In the realm of cyber security, it is no longer an issue of whether you will be attacked but rather when it will happen because you will most definitely be breached.

Security expenditure needs to begin shifting towards building robust incident response teams and capabilities to ensure that the “Mean Time to Recover” after an incident is shortened so that services are restored in the shortest time possible. 

Thirdly, continuous monitoring of systems also plays a role in ensuring that the impacts of incidents are reduced. For example, to date, some organisations still do not have an idea of how many devices installed the “bad” update and how many have successfully applied the mitigation patch from CrowdStrike.

In the absence of this, one cannot adequately prepare for and combat the effects of this incident, as affected machines cannot be identified.

Cyber insurance plays a critical role in helping businesses recover from the effects of attacks by compensating for business losses due to outages such as this. and receive compensation for business losses.

Furthermore, insurers can provide incident response services Policyholders can file claims for disruption of service during attacks and help policyholders navigate this challenging time.

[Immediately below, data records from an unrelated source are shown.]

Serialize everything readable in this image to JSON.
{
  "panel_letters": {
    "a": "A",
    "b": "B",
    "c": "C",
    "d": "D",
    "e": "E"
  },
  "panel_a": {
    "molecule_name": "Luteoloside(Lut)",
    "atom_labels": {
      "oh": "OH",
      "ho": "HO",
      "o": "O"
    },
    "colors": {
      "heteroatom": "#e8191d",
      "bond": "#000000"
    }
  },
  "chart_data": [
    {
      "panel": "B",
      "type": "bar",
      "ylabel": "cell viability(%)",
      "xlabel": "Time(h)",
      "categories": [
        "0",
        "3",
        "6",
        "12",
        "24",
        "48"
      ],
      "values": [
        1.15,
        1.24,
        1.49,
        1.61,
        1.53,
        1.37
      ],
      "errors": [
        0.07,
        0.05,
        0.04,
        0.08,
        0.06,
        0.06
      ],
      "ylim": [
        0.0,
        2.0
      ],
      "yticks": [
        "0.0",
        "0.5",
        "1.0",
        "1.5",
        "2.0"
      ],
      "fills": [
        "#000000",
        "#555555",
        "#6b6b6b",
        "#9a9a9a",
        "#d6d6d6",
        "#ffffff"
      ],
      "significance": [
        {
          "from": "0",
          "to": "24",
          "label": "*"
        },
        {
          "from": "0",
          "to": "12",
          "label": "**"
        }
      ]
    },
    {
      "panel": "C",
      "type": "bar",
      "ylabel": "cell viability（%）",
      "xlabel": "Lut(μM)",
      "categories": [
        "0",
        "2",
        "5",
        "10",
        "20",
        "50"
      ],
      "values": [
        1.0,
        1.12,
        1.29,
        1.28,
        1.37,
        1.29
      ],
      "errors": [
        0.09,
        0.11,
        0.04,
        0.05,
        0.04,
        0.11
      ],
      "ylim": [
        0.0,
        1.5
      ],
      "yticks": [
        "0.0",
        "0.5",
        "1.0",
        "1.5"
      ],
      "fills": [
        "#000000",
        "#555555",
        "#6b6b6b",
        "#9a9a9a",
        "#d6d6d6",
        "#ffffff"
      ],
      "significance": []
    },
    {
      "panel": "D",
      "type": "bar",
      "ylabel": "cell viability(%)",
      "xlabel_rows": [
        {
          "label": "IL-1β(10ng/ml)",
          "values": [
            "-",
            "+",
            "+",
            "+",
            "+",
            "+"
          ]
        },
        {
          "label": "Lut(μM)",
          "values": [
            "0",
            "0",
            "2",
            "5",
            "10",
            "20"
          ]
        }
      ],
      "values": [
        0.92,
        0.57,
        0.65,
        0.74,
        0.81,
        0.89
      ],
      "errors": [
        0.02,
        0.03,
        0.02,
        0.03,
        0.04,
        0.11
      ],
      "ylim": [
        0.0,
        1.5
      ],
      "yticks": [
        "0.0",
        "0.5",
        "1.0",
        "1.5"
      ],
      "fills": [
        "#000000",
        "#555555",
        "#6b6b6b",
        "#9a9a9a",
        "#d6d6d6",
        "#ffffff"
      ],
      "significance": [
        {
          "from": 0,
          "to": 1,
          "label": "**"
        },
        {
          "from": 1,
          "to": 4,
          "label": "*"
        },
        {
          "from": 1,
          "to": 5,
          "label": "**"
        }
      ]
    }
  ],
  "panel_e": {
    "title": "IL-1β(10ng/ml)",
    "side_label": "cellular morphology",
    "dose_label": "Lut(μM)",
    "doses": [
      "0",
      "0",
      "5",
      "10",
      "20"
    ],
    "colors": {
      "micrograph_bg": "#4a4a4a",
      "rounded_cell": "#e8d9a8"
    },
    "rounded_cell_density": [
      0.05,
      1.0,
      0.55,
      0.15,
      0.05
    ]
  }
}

However, this significantly depends on the coverage that has been agreed upon with your insurer.

Many of the cyber insurers in Uganda do not have these capabilities in-house and do not offer these services. However, many global insurers can provide a full suite of services to their clients. 

To prevent a single point of failure, it is also important to diversify software vendors to reduce reliance on a single provider. However, this also presents different risks as it is easier to manage one software architecture across the entire organization.

As such, the delicate balance between the convenience of one unified provider and the risk of a single point of failure needs to be carefully studied.

Nonetheless, the impact of a vulnerability in a third-party software provider can be catastrophic, and businesses must prioritise supply chain security and conduct rigorous vendor assessments. 

This incident underscores the critical need for robust cybersecurity measures and contingency planning. It highlights the risks associated with heavy reliance on single points of failure in digital infrastructure and the importance of having backup systems and recovery plans in place.

As organisations continue to advance their digital transformation agenda, this incident serves as a stark reminder of the vulnerabilities that come with increased digitisation. 

However, it also presents an opportunity for stakeholders to reassess and strengthen their cybersecurity risk management frameworks to safeguard against future disruptions. As the world works to recover and bolster defences, the lessons learned from this event will undoubtedly shape the future of digitization, cybersecurity practices, and cloud services.

Mr Rodney Hood Adriko is a technology, blockchain, cybersecurity & and privacy expert, and a PhD researcher at the Institute of Cyber Security for Society (iCSS) at the University of Kent, UK.